A powerful magnitude 7.3 earthquake struck Japan’s northeast coast off Fukushima on Wednesday, killing one person and injuring 69 others, and bringing back memories of a quake and tsunami that devastated the same region just over a decade ago.
According to the government, there were some reports of fires, and a number of people were injured, but none of them appeared to be serious at the time. NHK, Japan’s public broadcaster, reported that one person had died.
The quake was felt in Tokyo, some 275 kilometers (170 miles) away, where building shaking was long and severe. Hundreds of thousands of homes in the capital were left in the dark for an hour or more, but power was fully restored by Thursday morning.
The quake struck 60 kilometers off the coast of Fukushima prefecture just before midnight, according to the Japan Meteorological Agency. It brought back memories of a devastating earthquake and tsunami that struck in March 2011, just a week after the disaster’s 11th anniversary.
There were no abnormalities at nuclear power plants, Prime Minister Fumio Kishida told reporters. The 2011 disaster triggered a meltdown at the Daiichi nuclear plant in Fukushima that Japan is still coming to grips with.
Authorities earlier said a fire alarm had been triggered at a turbine building at the crippled plant.

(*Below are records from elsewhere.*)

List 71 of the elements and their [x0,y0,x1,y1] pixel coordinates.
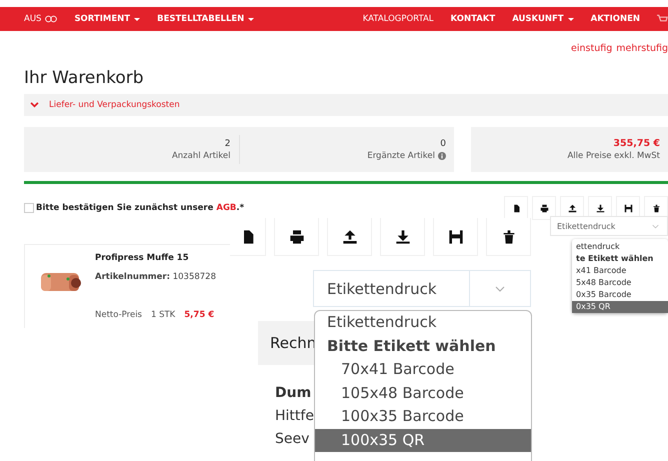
document-button[interactable] [504,196,528,220]
summary-value: 2 [224,138,230,148]
dropdown-option[interactable]: ettendruck [572,241,668,253]
product-name[interactable]: Profipress Muffe 15 [95,253,216,263]
upload-icon [568,204,576,212]
agb-checkbox[interactable] [24,203,34,213]
upload-icon [342,228,358,244]
print-icon [540,204,548,212]
nav-link[interactable]: AUSKUNFT [512,14,574,24]
dropdown-option[interactable]: 0x35 Barcode [572,289,668,301]
upload-button[interactable] [327,218,372,256]
address-name: Dum [275,384,312,403]
total-label: Alle Preise exkl. MwSt [567,151,660,161]
print-button[interactable] [274,218,319,256]
dropdown-option[interactable]: te Etikett wählen [572,253,668,265]
chevron-icon [30,102,39,108]
section-title: Rechn [270,334,316,352]
view-link[interactable]: mehrstufig [616,43,668,54]
document-icon [512,204,520,212]
summary-value: 0 [440,138,446,148]
dropdown-option[interactable]: x41 Barcode [572,265,668,277]
download-icon [394,228,410,244]
delete-button[interactable] [486,218,531,256]
nav-link[interactable]: BESTELLTABELLEN [157,14,254,24]
save-button[interactable] [433,218,478,256]
dropdown-option[interactable]: 5x48 Barcode [572,277,668,289]
save-icon [624,204,632,212]
dropdown-option[interactable]: 105x48 Barcode [315,382,531,405]
dropdown-option[interactable]: 100x35 QR [315,428,531,452]
download-button[interactable] [380,218,425,256]
cart-icon[interactable] [657,14,668,24]
delete-icon [652,204,660,212]
dropdown-option[interactable]: 0x35 QR [572,301,668,313]
agb-text: Bitte bestätigen Sie zunächst unsere AGB.* [36,203,244,213]
save-icon [448,228,464,244]
summary-label: Anzahl Artikel [172,150,230,160]
nav-link[interactable]: KATALOGPORTAL [362,14,434,24]
delete-icon [500,228,516,244]
dropdown-option[interactable]: Bitte Etikett wählen [315,334,531,358]
nav-link[interactable]: KONTAKT [450,14,496,24]
caret-icon [568,18,574,20]
dropdown-option[interactable]: 70x41 Barcode [315,358,531,382]
download-icon [596,204,604,212]
summary-label: Ergänzte Artikel [367,150,435,160]
chevron-icon [495,286,505,292]
toggle-icon [45,15,58,23]
print-icon [288,228,304,244]
price-label: Netto-Preis [95,310,142,320]
label-select[interactable]: Etikettendruck [550,216,668,236]
page-title: Ihr Warenkorb [24,67,145,89]
total-price: 355,75 € [613,138,660,149]
view-link[interactable]: einstufig [571,43,612,54]
article-number-label: Artikelnummer: [95,272,170,282]
print-button[interactable] [532,196,556,220]
dropdown-option[interactable]: Etikettendruck [315,311,531,334]
nav-link[interactable]: AKTIONEN [590,14,640,24]
address-line: Seev [275,430,310,449]
quantity: 1 STK [150,310,176,320]
dropdown-option[interactable]: 100x35 Barcode [315,405,531,428]
agb-link[interactable]: AGB [216,203,236,213]
accordion-header[interactable]: Liefer- und Verpackungskosten [24,94,668,116]
chevron-icon [652,224,659,228]
product-price: 5,75 € [184,310,214,320]
nav-link[interactable]: AUS [24,14,58,24]
address-line: Hittfe [275,407,314,426]
label-select[interactable]: Etikettendruck [313,270,531,307]
caret-icon [134,18,140,20]
info-icon [438,152,446,160]
nav-link[interactable]: SORTIMENT [74,14,140,24]
caret-icon [248,18,254,20]
article-number: 10358728 [172,272,216,282]
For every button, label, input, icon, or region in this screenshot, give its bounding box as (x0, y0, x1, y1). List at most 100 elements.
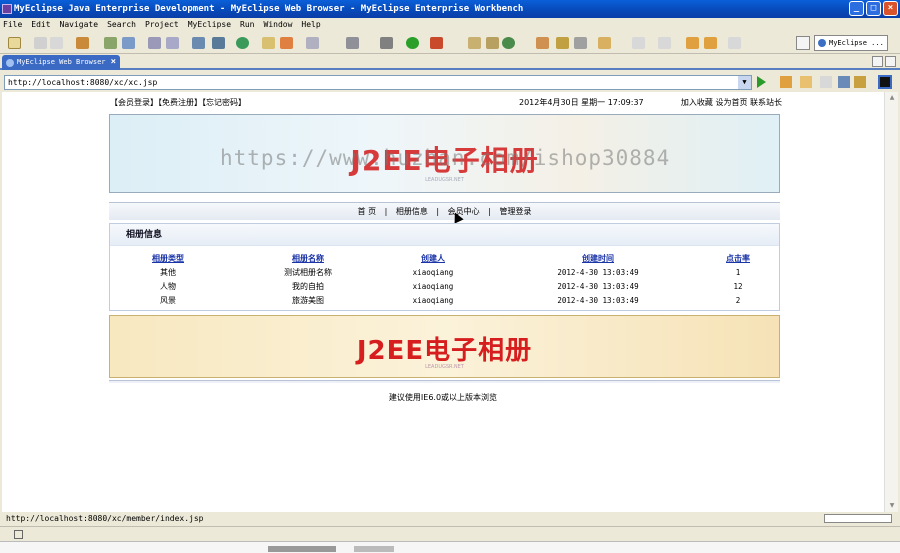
site-nav: 首 页 | 相册信息 | 会员中心 | 管理登录 (109, 202, 780, 220)
debug-icon[interactable] (380, 37, 393, 49)
site-links[interactable]: 加入收藏 设为首页 联系站长 (681, 96, 782, 110)
browser-stop-icon[interactable] (838, 76, 850, 88)
back-arrow-icon[interactable] (686, 37, 699, 49)
prev-annotation-icon[interactable] (658, 37, 671, 49)
scroll-down-icon[interactable]: ▼ (885, 500, 899, 512)
external-tools-icon[interactable] (430, 37, 443, 49)
cell-clicks: 12 (733, 282, 743, 291)
nav-forward-icon[interactable] (728, 37, 741, 49)
member-links[interactable]: 【会员登录】【免费注册】【忘记密码】 (110, 96, 246, 110)
print-icon[interactable] (50, 37, 63, 49)
minimize-button[interactable]: _ (849, 1, 864, 16)
taskbar-grip (268, 546, 336, 552)
new-package-icon[interactable] (486, 37, 499, 49)
watermark-text: https://www.huzhan.com/ishop30884 (220, 146, 671, 170)
footer-divider (109, 380, 780, 383)
browser-refresh-icon[interactable] (854, 76, 866, 88)
menu-search[interactable]: Search (107, 18, 136, 32)
panel-title: 相册信息 (110, 224, 779, 246)
monitor-icon[interactable] (346, 37, 359, 49)
url-text: http://localhost:8080/xc/xc.jsp (8, 78, 158, 87)
menu-project[interactable]: Project (145, 18, 179, 32)
album-table: 相册类型 相册名称 创建人 创建时间 点击率 其他 测试相册名称 xiaoqia… (118, 252, 773, 308)
maximize-editor-icon[interactable] (885, 56, 896, 67)
forward-arrow-icon[interactable] (704, 37, 717, 49)
nav-album-info[interactable]: 相册信息 (396, 207, 428, 216)
menu-navigate[interactable]: Navigate (60, 18, 99, 32)
menu-myeclipse[interactable]: MyEclipse (188, 18, 231, 32)
close-tab-icon[interactable]: × (111, 55, 116, 70)
browser-viewport: 【会员登录】【免费注册】【忘记密码】 2012年4月30日 星期一 17:09:… (2, 92, 884, 512)
load-progress-bar (824, 514, 892, 523)
deploy-icon[interactable] (104, 37, 117, 49)
footer-banner-subtitle: LEADUGSR.NET (425, 364, 464, 370)
next-annotation-icon[interactable] (632, 37, 645, 49)
status-url: http://localhost:8080/xc/member/index.js… (6, 514, 204, 523)
fast-view-icon[interactable] (14, 530, 23, 539)
menu-help[interactable]: Help (301, 18, 320, 32)
ejb-icon[interactable] (192, 37, 205, 49)
browser-globe-icon (6, 59, 14, 67)
save-icon[interactable] (34, 37, 47, 49)
tab-web-browser[interactable]: MyEclipse Web Browser × (2, 55, 120, 70)
cell-clicks: 2 (735, 296, 741, 305)
perspective-switcher[interactable]: MyEclipse ... (814, 35, 888, 51)
minimize-editor-icon[interactable] (872, 56, 883, 67)
browser-forward-icon[interactable] (800, 76, 812, 88)
cell-name[interactable]: 旅游美图 (238, 294, 378, 308)
nav-home[interactable]: 首 页 (358, 207, 377, 216)
terminal-icon[interactable] (306, 37, 319, 49)
go-icon[interactable] (757, 76, 766, 88)
search-icon[interactable] (598, 37, 611, 49)
menu-file[interactable]: File (3, 18, 22, 32)
cell-name[interactable]: 测试相册名称 (238, 266, 378, 280)
col-header-created[interactable]: 创建时间 (518, 252, 678, 266)
nav-separator: | (384, 207, 388, 216)
server-icon[interactable] (122, 37, 135, 49)
open-perspective-icon[interactable] (796, 36, 810, 50)
status-bar: http://localhost:8080/xc/member/index.js… (0, 512, 900, 526)
refresh-icon[interactable] (502, 37, 515, 49)
package-icon[interactable] (76, 37, 89, 49)
vertical-scrollbar[interactable]: ▲ ▼ (884, 92, 898, 512)
cell-name[interactable]: 我的自拍 (238, 280, 378, 294)
open-folder-icon[interactable] (536, 37, 549, 49)
maximize-button[interactable]: □ (866, 1, 881, 16)
pencil-icon[interactable] (556, 37, 569, 49)
scroll-up-icon[interactable]: ▲ (885, 92, 899, 104)
globe-icon[interactable] (236, 37, 249, 49)
album-info-panel: 相册信息 相册类型 相册名称 创建人 创建时间 点击率 其他 测试相册名称 xi… (109, 223, 780, 311)
folder-icon[interactable] (262, 37, 275, 49)
col-header-creator[interactable]: 创建人 (383, 252, 483, 266)
main-toolbar: MyEclipse ... (0, 32, 900, 54)
format-icon[interactable] (574, 37, 587, 49)
col-header-clicks[interactable]: 点击率 (688, 252, 788, 266)
cell-created: 2012-4-30 13:03:49 (557, 282, 639, 291)
url-dropdown-icon[interactable]: ▼ (738, 76, 751, 89)
browser-address-bar: http://localhost:8080/xc/xc.jsp ▼ (0, 72, 900, 92)
browser-nav-icon[interactable] (820, 76, 832, 88)
col-header-type[interactable]: 相册类型 (118, 252, 218, 266)
close-window-button[interactable]: × (883, 1, 898, 16)
url-input[interactable]: http://localhost:8080/xc/xc.jsp ▼ (4, 75, 752, 90)
nav-admin-login[interactable]: 管理登录 (499, 207, 531, 216)
menu-run[interactable]: Run (240, 18, 254, 32)
open-type-icon[interactable] (280, 37, 293, 49)
jsp-icon[interactable] (212, 37, 225, 49)
menu-window[interactable]: Window (264, 18, 293, 32)
col-header-name[interactable]: 相册名称 (238, 252, 378, 266)
window-title: MyEclipse Java Enterprise Development - … (14, 4, 524, 14)
editor-tab-row: MyEclipse Web Browser × (0, 54, 900, 70)
browser-engine-icon[interactable] (878, 75, 892, 89)
cell-creator: xiaoqiang (412, 296, 454, 305)
cell-created: 2012-4-30 13:03:49 (557, 268, 639, 277)
tab-label: MyEclipse Web Browser (17, 58, 106, 66)
menu-edit[interactable]: Edit (31, 18, 50, 32)
wizard-icon[interactable] (148, 37, 161, 49)
new-icon[interactable] (8, 37, 21, 49)
wizard2-icon[interactable] (166, 37, 179, 49)
table-row: 风景 旅游美图 xiaoqiang 2012-4-30 13:03:49 2 (118, 294, 773, 308)
run-icon[interactable] (406, 37, 419, 49)
browser-back-icon[interactable] (780, 76, 792, 88)
new-class-icon[interactable] (468, 37, 481, 49)
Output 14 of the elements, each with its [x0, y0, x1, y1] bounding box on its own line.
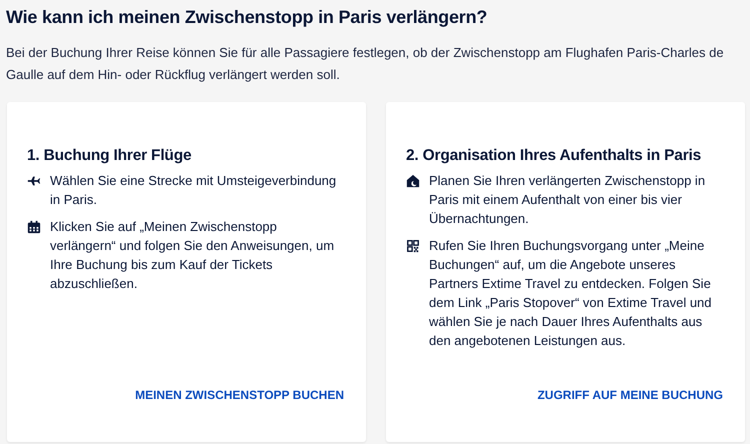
intro-text: Bei der Buchung Ihrer Reise können Sie für alle Passagiere festlegen, ob der Zwischenstopp am Flughafen Paris-Charles de Gaulle auf dem Hin- oder Rückflug verlängert werden soll. [6, 44, 725, 84]
action-link[interactable]: MEINEN ZWISCHENSTOPP BUCHEN [135, 388, 344, 402]
step-text: Klicken Sie auf „Meinen Zwischenstopp verlängern“ und folgen Sie den Anweisungen, um Ihre Buchung bis zum Kauf der Tickets abzuschließen. [50, 218, 336, 293]
card-title: 1. Buchung Ihrer Flüge [27, 147, 192, 165]
airplane-icon [27, 174, 41, 188]
qr-code-icon [406, 239, 420, 253]
step-text: Planen Sie Ihren verlängerten Zwischenstopp in Paris mit einem Aufenthalt von einer bis vier Übernachtungen. [429, 172, 706, 228]
step-text: Wählen Sie eine Strecke mit Umsteigeverbindung in Paris. [50, 172, 338, 209]
calendar-icon [27, 220, 41, 234]
card-title: 2. Organisation Ihres Aufenthalts in Paris [406, 147, 702, 165]
house-moon-icon [406, 174, 420, 188]
page-title: Wie kann ich meinen Zwischenstopp in Paris verlängern? [6, 6, 488, 29]
step-text: Rufen Sie Ihren Buchungsvorgang unter „Meine Buchungen“ auf, um die Angebote unseres Partners Extime Travel zu entdecken. Folgen Sie dem Link „Paris Stopover“ von Extime Travel und wählen Sie je nach Dauer Ihres Aufenthalts aus den angebotenen Leistungen aus. [429, 237, 713, 350]
action-link[interactable]: ZUGRIFF AUF MEINE BUCHUNG [537, 388, 723, 402]
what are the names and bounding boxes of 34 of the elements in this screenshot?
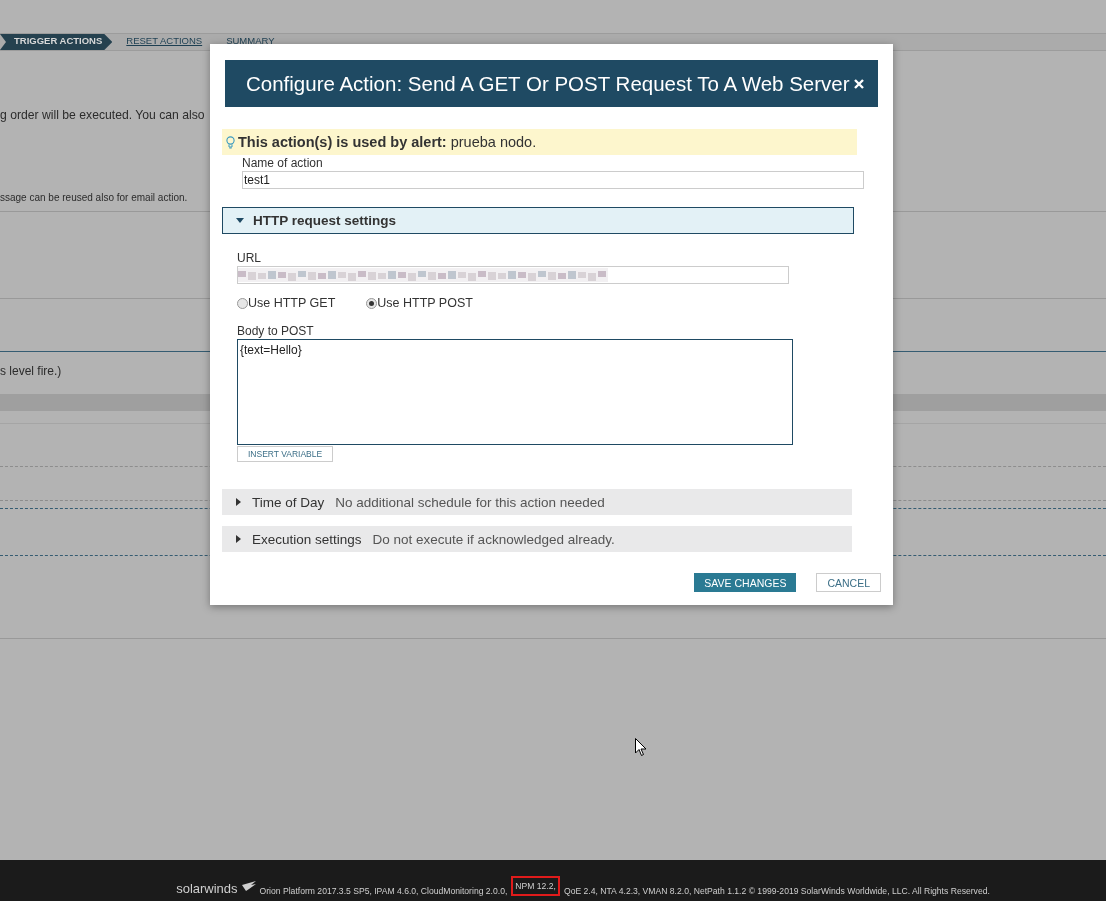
background-text: g order will be executed. You can also [0, 108, 206, 122]
radio-button[interactable] [366, 297, 378, 309]
radio-label[interactable]: Use HTTP POST [377, 296, 473, 310]
highlighted-version-text: NPM 12.2, [511, 876, 560, 896]
bird-logo-icon [241, 881, 256, 891]
field-label: Body to POST [237, 324, 314, 338]
section-header[interactable]: Execution settings Do not execute if acknowledged already. [222, 526, 852, 552]
lightbulb-icon [226, 135, 235, 149]
caret-down-icon [236, 218, 244, 223]
body-text-area[interactable]: {text=Hello} [237, 339, 793, 445]
insert-variable-button[interactable]: INSERT VARIABLE [237, 446, 334, 462]
section-header[interactable]: HTTP request settings [222, 207, 854, 234]
dialog-title: Configure Action: Send A GET Or POST Request To A Web Server [246, 71, 850, 96]
brand-logo-text: solarwinds [176, 881, 238, 896]
name-input-field[interactable]: test1 [242, 171, 864, 189]
url-input-field[interactable] [237, 266, 789, 284]
save-changes-button[interactable]: SAVE CHANGES [694, 573, 797, 592]
caret-right-icon [236, 498, 241, 506]
section-header[interactable]: Time of Day No additional schedule for this action needed [222, 489, 852, 515]
version-text: QoE 2.4, NTA 4.2.3, VMAN 8.2.0, NetPath 1.1.2 © 1999-2019 SolarWinds Worldwide, LLC. All Rights Reserved. [563, 886, 990, 896]
background-text: s level fire.) [0, 364, 63, 378]
version-text: Orion Platform 2017.3.5 SP5, IPAM 4.6.0, CloudMonitoring 2.0.0, [259, 886, 508, 896]
cancel-button[interactable]: CANCEL [816, 573, 881, 592]
close-icon[interactable] [854, 78, 864, 89]
background-text: ssage can be reused also for email action. [0, 192, 189, 203]
wizard-step[interactable]: TRIGGER ACTIONS [0, 34, 113, 50]
field-label: URL [237, 251, 261, 265]
field-label: Name of action [242, 156, 323, 170]
mouse-pointer-icon [635, 738, 647, 757]
wizard-step[interactable]: RESET ACTIONS [112, 34, 213, 50]
radio-button[interactable] [237, 297, 248, 309]
caret-right-icon [236, 535, 241, 543]
radio-label[interactable]: Use HTTP GET [248, 296, 336, 310]
notice-text: This action(s) is used by alert: prueba nodo. [238, 134, 537, 150]
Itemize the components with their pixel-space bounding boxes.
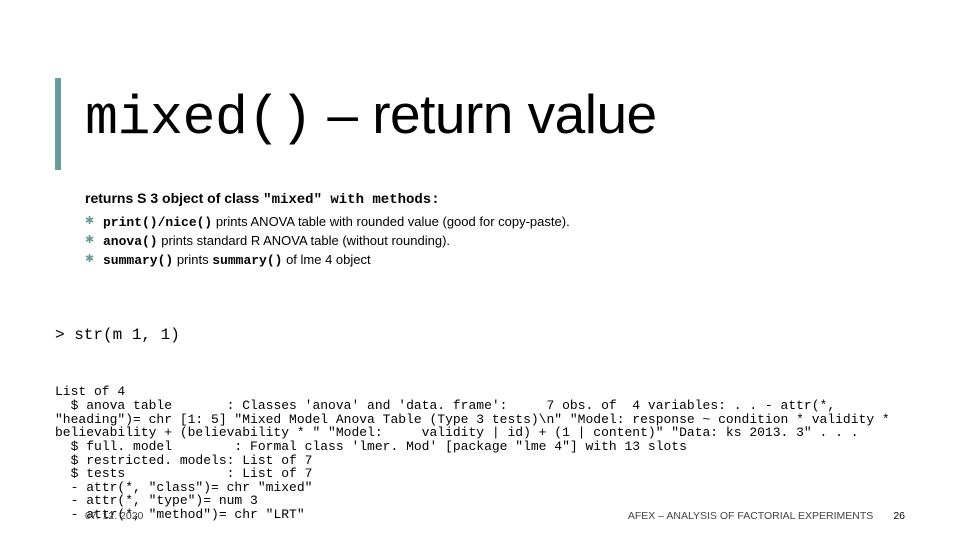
bullet-text: prints standard R ANOVA table (without r… [158,233,450,248]
code-call: > str(m 1, 1) [55,327,905,344]
title-rest: – return value [313,83,657,145]
bullet-item: anova() prints standard R ANOVA table (w… [85,233,905,250]
bullet-code-2: summary() [212,253,282,268]
bullet-code: anova() [103,234,158,249]
content-block: returns S 3 object of class "mixed" with… [85,190,905,271]
bullet-code: print()/nice() [103,215,212,230]
bullet-item: print()/nice() prints ANOVA table with r… [85,214,905,231]
footer: 07. 12. 2020 AFEX – ANALYSIS OF FACTORIA… [85,510,905,522]
intro-line: returns S 3 object of class "mixed" with… [85,190,905,210]
slide-title: mixed() – return value [85,82,657,150]
accent-bar [55,78,61,170]
code-block: > str(m 1, 1) List of 4 $ anova table : … [55,300,905,540]
footer-date: 07. 12. 2020 [85,510,143,522]
bullet-text: prints ANOVA table with rounded value (g… [212,214,569,229]
bullet-item: summary() prints summary() of lme 4 obje… [85,252,905,269]
intro-code: "mixed" with methods: [263,192,439,208]
footer-page: 26 [893,510,905,522]
bullet-text-post: of lme 4 object [282,252,370,267]
code-output: List of 4 $ anova table : Classes 'anova… [55,385,905,521]
bullet-code: summary() [103,253,173,268]
slide: mixed() – return value returns S 3 objec… [0,0,960,540]
intro-prefix: returns S 3 object of class [85,190,263,206]
bullet-text: prints [173,252,212,267]
bullet-list: print()/nice() prints ANOVA table with r… [85,214,905,270]
title-code: mixed() [85,87,313,150]
footer-label: AFEX – ANALYSIS OF FACTORIAL EXPERIMENTS [628,510,873,522]
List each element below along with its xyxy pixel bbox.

Separately, a Shinkansen bullet train derailed with some 100 people on board, although there were no reports of injuries.
Utility Tokyo Electric Power Company said that initially around 2 million households lost power on Wednesday, including 700,000 in the capital.
In northeast Japan nearly 100,000 households were still without power early on Thursday, according to Tohoku Electric, the local utility.